Meine Vermutung dagegen war, dass das Unbehagen auch ausgelöst wird, weil unser Selbstbild in Frage gestellt wird. In religiöser wie säkularer Form ist zumindest in der westlichen Kultur die Vorstellung tief verankert, dass wir Menschen etwas ganz besonderes sind. Dass ein Auto schneller fährt als ein Mensch läuft,  ist vielleicht noch akzeptabel, immerhin sind uns schon jeher viele Tiere in allen möglichen physischen Aufgaben deutlich überlegen, obwohl wir auch über diese Tatsache meist nicht vertieft nachdenken. Wir Menschen sehen uns aber seit der Antike vor allem als geistige Wesen. Jetzt kommen Maschinen, die uns in Intelligenz, Urteilsfähigkeit, Präzision, Schnelligkeit des Denkens usw. in allen Belangen übertreffen. Je intelligenter, komplexer und selbständiger diese Maschinen sind, desto schwieriger wird es, unsere Eigeneinschätzung als Krone der Schöpfung aufrecht zu erhalten. 

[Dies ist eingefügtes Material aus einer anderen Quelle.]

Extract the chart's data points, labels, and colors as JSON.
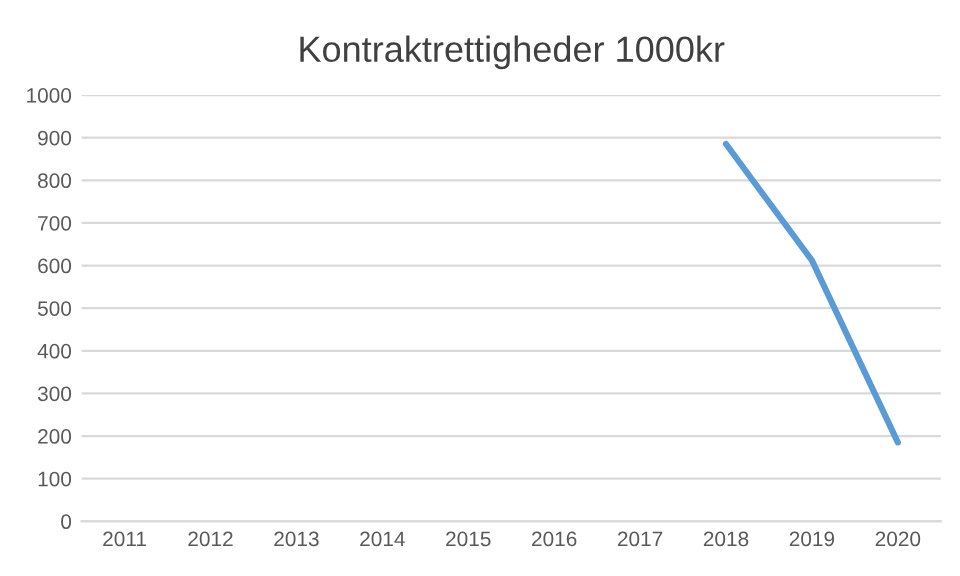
{
  "chart_data": {
    "type": "line",
    "title": "Kontraktrettigheder 1000kr",
    "categories": [
      "2011",
      "2012",
      "2013",
      "2014",
      "2015",
      "2016",
      "2017",
      "2018",
      "2019",
      "2020"
    ],
    "series": [
      {
        "color": "#5b9bd5",
        "values": [
          null,
          null,
          null,
          null,
          null,
          null,
          null,
          885,
          612,
          185
        ]
      }
    ],
    "ylim": [
      0,
      1000
    ],
    "yticks": [
      0,
      100,
      200,
      300,
      400,
      500,
      600,
      700,
      800,
      900,
      1000
    ],
    "grid": "y",
    "legend": false,
    "marker": "none",
    "line_style": "solid"
  }
}
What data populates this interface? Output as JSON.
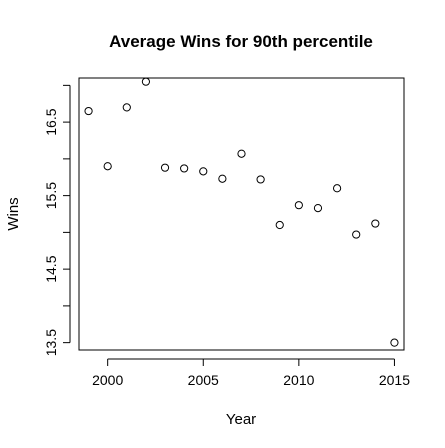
{
  "chart_data": {
    "type": "scatter",
    "title": "Average Wins for 90th percentile",
    "xlabel": "Year",
    "ylabel": "Wins",
    "xlim": [
      1998.5,
      2015.5
    ],
    "ylim": [
      13.4,
      17.1
    ],
    "x_ticks": [
      2000,
      2005,
      2010,
      2015
    ],
    "y_ticks": [
      13.5,
      14,
      14.5,
      15,
      15.5,
      16,
      16.5,
      17
    ],
    "y_tick_labels": [
      "13.5",
      "",
      "14.5",
      "",
      "15.5",
      "",
      "16.5",
      ""
    ],
    "grid": false,
    "legend": "none",
    "marker": "open-circle",
    "points": [
      {
        "x": 1999,
        "y": 16.65
      },
      {
        "x": 2000,
        "y": 15.9
      },
      {
        "x": 2001,
        "y": 16.7
      },
      {
        "x": 2002,
        "y": 17.05
      },
      {
        "x": 2003,
        "y": 15.88
      },
      {
        "x": 2004,
        "y": 15.87
      },
      {
        "x": 2005,
        "y": 15.83
      },
      {
        "x": 2006,
        "y": 15.73
      },
      {
        "x": 2007,
        "y": 16.07
      },
      {
        "x": 2008,
        "y": 15.72
      },
      {
        "x": 2009,
        "y": 15.1
      },
      {
        "x": 2010,
        "y": 15.37
      },
      {
        "x": 2011,
        "y": 15.33
      },
      {
        "x": 2012,
        "y": 15.6
      },
      {
        "x": 2013,
        "y": 14.97
      },
      {
        "x": 2014,
        "y": 15.12
      },
      {
        "x": 2015,
        "y": 13.5
      }
    ]
  }
}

Aber wie berechtigt ist diese Selbsteinschätzung? Es ist ja nicht so, als ob Menschen nicht genügend Fehler, teilweise schreckliche Fehler machten bzw. sogar ganz absichtlich Taten begehen, die ein Roboter von sich aus vermutlich nicht begehen würde (z.B. eine vollbesetzte Flugmaschine absichtlich gegen ein Bergmassiv zu steuern). Wenn uns Roboter überlegen sind, dann sind sie uns eben überlegen, und zwar – ganz wichtig – im Sinne der Kriterien, die wir selbst an Handeln und Entscheidungen im jeweiligen Bereich anlegen. Diese Systeme machen, was wir anstreben, nur viel besser als wir selbst. Und so gesehen wären wir doch blöd, diese Möglichkeiten nicht zu nutzen, nur weil wir menschliche Kontrolle gewahrt sehen wollen. Wenn wir jetzt mal das Szenario einer Revolution der Roboter ausschließen, stellt sich schon die Frage, was an dieser Kontrolle so wichtig ist. Mit anderen Worten, die technische Entwicklung bietet uns die Chance, jetzt auch auf geistigem Gebiet, die menschlichen Begrenztheiten hinter uns zu lassen und zu ganz neuen Ufern aufzubrechen. Möglicherweise kann man irgendwann eine Symbiose zwischen Mensch und Maschine herbeiführen, die eine klare Trennung zwischen uns und „totem Gerät“ gar nicht mehr erlaubt, durch die Implantierung von Chips etwa. Auch hieran wird bereits gearbeitet. Der Mensch ist etwas, das überwunden werden soll, sagt Nietzsche. In dieses Zeitalter treten wir jetzt ein.